709.52. Treatment and rehabilitation services. (e) The project shall assist the client in obtaining the following supportive services when necessary: (1) Medical/dental.
Observations
Based on a review of ten client records, the project failed to assure that one client was assisted in obtaining medical/dental supportive services when necessary.

Client # 7 was admitted on February 24, 2021 and was discharged on June 1, 2021. The client arrived at the facility on February 24, 2021 with an extremity boot for an ankle fracture that occurred 2 weeks prior.

Medical documentation in the client record from a hospital dated March 17, 2021 indicated the client went to the hospital for back pain and to have the ankle x-rayed. The documentation stated the client was to follow up with a separate provider on March 18, 2021; however, there was no documentation this occurred in the client record. The documentation from the hospital also stated the client was to follow up with a pain management clinic within one-two weeks; however, there was no documentation this occurred in the client record.

These findings were discussed with project staff during the licensing process.
 
Plan of Correction
The Director of Nursing will retrain all licensed nursing staff with regard to assisting the client in obtaining the following services when necessary: (1) Medical/Dental no later than October 30, 2021. Attendance sign in will serve as proof of compliance with this plan. All documentation following a medical or dental appointment will be reviewed with the Director of Nursing, Charge Nurse or Physician (on-call or at site) with 24 hours of the return of the client to the facility. The instructions following such supportive service appointments will be followed with regard to scheduling and documenting any ordered follow up care. The nursing staff will attempt to schedule any consults within 72 hours of the resident returning. All attempts of making the appointments will be documented under the Nurses Progress Note section of the client's chart. Compliance will be monitored through documented, random monthly chart audits completed by the Director of Nursing.

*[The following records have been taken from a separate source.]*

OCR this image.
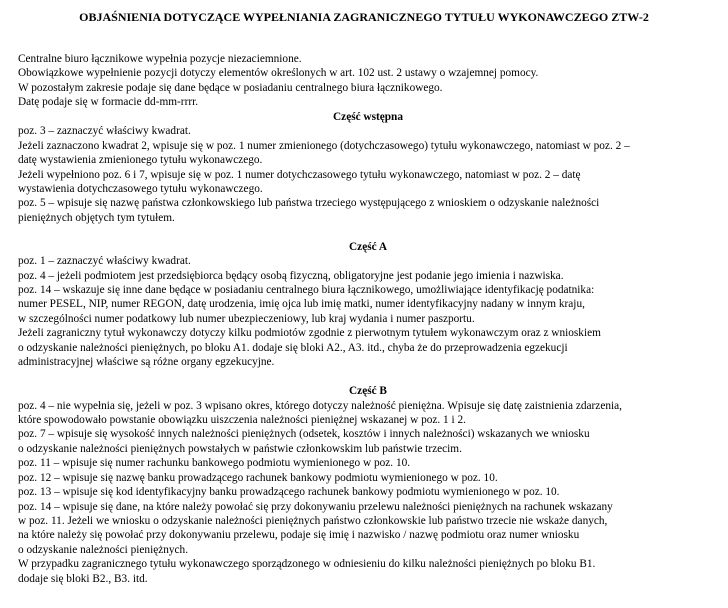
OBJAŚNIENIA DOTYCZĄCE WYPEŁNIANIA ZAGRANICZNEGO TYTUŁU WYKONAWCZEGO ZTW-2
Centralne biuro łącznikowe wypełnia pozycje niezaciemnione.
Obowiązkowe wypełnienie pozycji dotyczy elementów określonych w art. 102 ust. 2 ustawy o wzajemnej pomocy.
W pozostałym zakresie podaje się dane będące w posiadaniu centralnego biura łącznikowego.
Datę podaje się w formacie dd-mm-rrrr.
Część wstępna
poz. 3 – zaznaczyć właściwy kwadrat.
Jeżeli zaznaczono kwadrat 2, wpisuje się w poz. 1 numer zmienionego (dotychczasowego) tytułu wykonawczego, natomiast w poz. 2 –
datę wystawienia zmienionego tytułu wykonawczego.
Jeżeli wypełniono poz. 6 i 7, wpisuje się w poz. 1 numer dotychczasowego tytułu wykonawczego, natomiast w poz. 2 – datę
wystawienia dotychczasowego tytułu wykonawczego.
poz. 5 – wpisuje się nazwę państwa członkowskiego lub państwa trzeciego występującego z wnioskiem o odzyskanie należności
pieniężnych objętych tym tytułem.
Część A
poz. 1 – zaznaczyć właściwy kwadrat.
poz. 4 – jeżeli podmiotem jest przedsiębiorca będący osobą fizyczną, obligatoryjne jest podanie jego imienia i nazwiska.
poz. 14 – wskazuje się inne dane będące w posiadaniu centralnego biura łącznikowego, umożliwiające identyfikację podatnika:
numer PESEL, NIP, numer REGON, datę urodzenia, imię ojca lub imię matki, numer identyfikacyjny nadany w innym kraju,
w szczególności numer podatkowy lub numer ubezpieczeniowy, lub kraj wydania i numer paszportu.
Jeżeli zagraniczny tytuł wykonawczy dotyczy kilku podmiotów zgodnie z pierwotnym tytułem wykonawczym oraz z wnioskiem
o odzyskanie należności pieniężnych, po bloku A1. dodaje się bloki A2., A3. itd., chyba że do przeprowadzenia egzekucji
administracyjnej właściwe są różne organy egzekucyjne.
Część B
poz. 4 – nie wypełnia się, jeżeli w poz. 3 wpisano okres, którego dotyczy należność pieniężna. Wpisuje się datę zaistnienia zdarzenia,
które spowodowało powstanie obowiązku uiszczenia należności pieniężnej wskazanej w poz. 1 i 2.
poz. 7 – wpisuje się wysokość innych należności pieniężnych (odsetek, kosztów i innych należności) wskazanych we wniosku
o odzyskanie należności pieniężnych powstałych w państwie członkowskim lub państwie trzecim.
poz. 11 – wpisuje się numer rachunku bankowego podmiotu wymienionego w poz. 10.
poz. 12 – wpisuje się nazwę banku prowadzącego rachunek bankowy podmiotu wymienionego w poz. 10.
poz. 13 – wpisuje się kod identyfikacyjny banku prowadzącego rachunek bankowy podmiotu wymienionego w poz. 10.
poz. 14 – wpisuje się dane, na które należy powołać się przy dokonywaniu przelewu należności pieniężnych na rachunek wskazany
w poz. 11. Jeżeli we wniosku o odzyskanie należności pieniężnych państwo członkowskie lub państwo trzecie nie wskaże danych,
na które należy się powołać przy dokonywaniu przelewu, podaje się imię i nazwisko / nazwę podmiotu oraz numer wniosku
o odzyskanie należności pieniężnych.
W przypadku zagranicznego tytułu wykonawczego sporządzonego w odniesieniu do kilku należności pieniężnych po bloku B1.
dodaje się bloki B2., B3. itd.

Compliance will not fall below 85% of all charts audited during that month. Should the score fall below the benchmark of 85%

709.53(a)(10)  LICENSURE Discharge Summary

709.53. Client records. (a) There shall be a complete client record on an individual which includes information relative to the client's involvement with the project. This shall include, but not be limited to, the following: (10) Discharge summary.
Observations
Based on a review of ten client records. The facility failed to compete a discharge summary in one of four applicable client record reviewed.

Client # 7 was admitted on February 24, 2021 and was discharged on June 1, 2021. There was no documentation of a discharge summary in the client record.

These findings were reviewed with facility staff during the licensing process.
 
Plan of Correction
The Clinical Supervisor will retrain all Clinical staff with regard to completing a a Discharge summary for every client that discharges from the Inpatient program within 7 days from date of discharge. Training will be completed no later than September 30, 2021. Signature of attendance will serve as compliance with this plan. The Clinical Supervisor will complete a monthly audit of randomly selected charts to ensure ongoing compliance. Should the audit fall below 85% compliance, the Clinical Supervisor will retrain Clinical Staff with regard to completing discharge summaries within 7 days of discharge date, the Clinical Supervisor will retrain Clinical staff, if audit findings yield identification of a pattern to a particular staff, that staff will receive progressive disciplinary. The audit findings will be documented and shared with the Project Director monthly, as well as any retraining or disciplinary action.